Si les enfants hyperactifs, qui ne dorment pas assez, cela peut aggraver leur état, affirme une nouvelle étude franco-canadienne. Publiée dans la revue Pediatrics, l’étude est la première à examiner un large échantillon d’enfants et d’étudier le lien entre manque de sommeil et l’hyperactivité. Dans le cadre de la recherche, 2.057 les mères ont répondu aux questionnaires annuels liés à la durée de sommeil et l’hyperactivité des enfants.

Les données ont été recueillies jusqu’à ce que les enfants ont atteint l’âge de cinq ans et ont été analysés par une équipe de scientifiques de l’Université de Montréal, de ses affiliés Hôpital du Sacré-Coeur de Montréal, Sainte-Justine, l’Hôpital de l’Université du Centre de Recherche de l’Université Laval et l’Institut National français de la Santé et de la Recherche Médicale (INSERM).

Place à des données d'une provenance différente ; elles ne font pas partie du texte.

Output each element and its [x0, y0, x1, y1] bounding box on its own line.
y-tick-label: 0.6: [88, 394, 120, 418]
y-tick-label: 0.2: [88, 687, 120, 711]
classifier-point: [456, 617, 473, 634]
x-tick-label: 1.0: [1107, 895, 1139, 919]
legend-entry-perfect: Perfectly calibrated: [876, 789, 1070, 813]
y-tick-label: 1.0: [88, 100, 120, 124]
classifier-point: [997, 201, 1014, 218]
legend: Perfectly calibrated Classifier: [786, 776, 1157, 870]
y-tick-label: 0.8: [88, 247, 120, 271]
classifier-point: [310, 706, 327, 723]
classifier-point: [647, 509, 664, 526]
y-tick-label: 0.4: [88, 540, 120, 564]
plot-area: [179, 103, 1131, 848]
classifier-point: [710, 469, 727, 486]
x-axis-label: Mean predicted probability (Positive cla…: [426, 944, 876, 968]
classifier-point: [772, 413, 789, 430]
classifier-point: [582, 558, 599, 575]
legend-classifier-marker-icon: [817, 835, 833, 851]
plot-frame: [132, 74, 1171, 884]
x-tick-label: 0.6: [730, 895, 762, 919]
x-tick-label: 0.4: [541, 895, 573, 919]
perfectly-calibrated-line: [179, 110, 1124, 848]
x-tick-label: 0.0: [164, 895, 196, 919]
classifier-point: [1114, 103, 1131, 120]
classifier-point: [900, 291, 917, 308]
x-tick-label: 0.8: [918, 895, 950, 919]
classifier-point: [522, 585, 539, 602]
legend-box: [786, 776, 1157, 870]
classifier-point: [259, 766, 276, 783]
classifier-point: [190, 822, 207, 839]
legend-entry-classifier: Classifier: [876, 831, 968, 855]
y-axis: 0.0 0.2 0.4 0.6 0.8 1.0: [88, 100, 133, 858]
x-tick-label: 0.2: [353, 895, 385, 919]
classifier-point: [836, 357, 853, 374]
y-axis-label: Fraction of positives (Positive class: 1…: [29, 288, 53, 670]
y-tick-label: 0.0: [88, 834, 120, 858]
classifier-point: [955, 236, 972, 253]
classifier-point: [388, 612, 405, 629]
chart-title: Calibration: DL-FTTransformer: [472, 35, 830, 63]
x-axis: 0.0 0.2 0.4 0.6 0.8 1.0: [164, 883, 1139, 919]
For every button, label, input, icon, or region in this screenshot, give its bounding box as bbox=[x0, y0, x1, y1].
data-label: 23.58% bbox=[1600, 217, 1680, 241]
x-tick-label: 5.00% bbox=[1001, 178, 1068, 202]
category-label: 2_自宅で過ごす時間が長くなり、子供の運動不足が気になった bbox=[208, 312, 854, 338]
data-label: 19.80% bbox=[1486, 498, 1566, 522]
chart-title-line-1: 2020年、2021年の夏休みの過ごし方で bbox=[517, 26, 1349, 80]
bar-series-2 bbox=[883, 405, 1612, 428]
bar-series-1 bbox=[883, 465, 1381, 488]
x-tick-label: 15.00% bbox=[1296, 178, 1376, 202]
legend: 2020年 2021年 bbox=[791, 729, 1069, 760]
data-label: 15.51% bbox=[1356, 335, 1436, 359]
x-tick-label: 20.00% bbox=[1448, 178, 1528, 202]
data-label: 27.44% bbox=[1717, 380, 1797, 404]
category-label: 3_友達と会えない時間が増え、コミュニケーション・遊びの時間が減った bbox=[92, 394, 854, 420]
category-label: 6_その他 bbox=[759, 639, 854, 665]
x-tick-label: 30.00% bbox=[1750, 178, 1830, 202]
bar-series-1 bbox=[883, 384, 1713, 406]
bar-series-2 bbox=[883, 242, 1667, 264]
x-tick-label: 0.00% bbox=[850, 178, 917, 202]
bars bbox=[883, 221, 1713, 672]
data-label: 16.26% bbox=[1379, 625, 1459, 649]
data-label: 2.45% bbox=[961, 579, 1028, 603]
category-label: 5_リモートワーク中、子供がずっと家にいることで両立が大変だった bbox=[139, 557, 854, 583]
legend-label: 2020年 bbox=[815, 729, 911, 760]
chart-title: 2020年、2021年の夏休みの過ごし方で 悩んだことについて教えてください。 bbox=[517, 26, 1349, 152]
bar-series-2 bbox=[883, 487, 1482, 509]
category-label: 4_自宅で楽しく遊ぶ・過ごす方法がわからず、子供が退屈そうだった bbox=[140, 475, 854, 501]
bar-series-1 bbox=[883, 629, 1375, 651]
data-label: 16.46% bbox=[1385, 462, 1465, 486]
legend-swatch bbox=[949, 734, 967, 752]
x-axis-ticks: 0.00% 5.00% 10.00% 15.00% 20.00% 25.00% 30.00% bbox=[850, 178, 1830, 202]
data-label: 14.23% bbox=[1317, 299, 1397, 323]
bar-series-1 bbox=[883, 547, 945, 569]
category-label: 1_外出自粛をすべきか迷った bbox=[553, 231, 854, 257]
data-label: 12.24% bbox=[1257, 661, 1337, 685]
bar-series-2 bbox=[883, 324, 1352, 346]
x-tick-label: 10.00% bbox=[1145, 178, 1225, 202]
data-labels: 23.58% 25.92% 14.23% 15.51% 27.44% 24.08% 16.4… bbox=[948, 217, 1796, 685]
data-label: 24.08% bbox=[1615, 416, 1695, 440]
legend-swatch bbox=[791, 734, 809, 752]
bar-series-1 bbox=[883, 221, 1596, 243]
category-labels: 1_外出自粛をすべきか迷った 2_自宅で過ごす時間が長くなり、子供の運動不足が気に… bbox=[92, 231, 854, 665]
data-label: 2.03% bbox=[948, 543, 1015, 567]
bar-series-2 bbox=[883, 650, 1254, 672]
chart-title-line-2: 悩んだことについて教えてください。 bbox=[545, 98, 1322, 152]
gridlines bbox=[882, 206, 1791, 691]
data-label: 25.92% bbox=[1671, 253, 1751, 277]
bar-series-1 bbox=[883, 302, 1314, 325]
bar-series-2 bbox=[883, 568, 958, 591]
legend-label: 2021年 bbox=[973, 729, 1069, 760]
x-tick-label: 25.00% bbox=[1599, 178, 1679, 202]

Spieta l’auteur principal Jacques Montplaisir:

Les problèmes d’hyperactivité peuvent interférer avec le sommeil nocturne. Nous avons constaté que les enfants qui n’ont pas assez de sommeil, étaient habituellement hyperactif et qu’ils vivaient en famille, dans des conditions défavorables. D’autre part, le sommeil est court et la fragmentation conduit à la somnolence, qui pourrait se manifester comme l’hyperactivité chez les enfants. Cependant, le risque que le peu de sommeil est le plus grand risque d’hyperactivité chez les enfants avec la durée de sommeil court.

Selon le dr. Montplaisir, les enfants qui ont dormi pendant au moins 11 heures par jour avaient de faibles scores dans le calcul de l’hyperactivité. L’équipe de recherche a constaté que les garçons (plus que les filles dont les mères avaient un faible niveau d’éducation, le revenu de la famille est insuffisant et qu’ils ont été autorisés à entrer dans le lit des parents après un mauvais rêve, étaient plus à risque de souffrir d’insomnie et de l’hyperactivité de haut.

Pour l’étude, a été interviewé un groupe de mères pour la plus homogène (92,1% étaient de race blanche et les francophones du Québec), qui renvoie à la fois que les enfants sont allés dormir, combien de fois ils ont été agités ou ipertattivi, impulsif, ou s’il a agi sans réfléchir, avait de la difficulté à attendre leur tour dans les jeux ou n’étaient pas fiables. Troublant les symptômes de l’hyperactivité.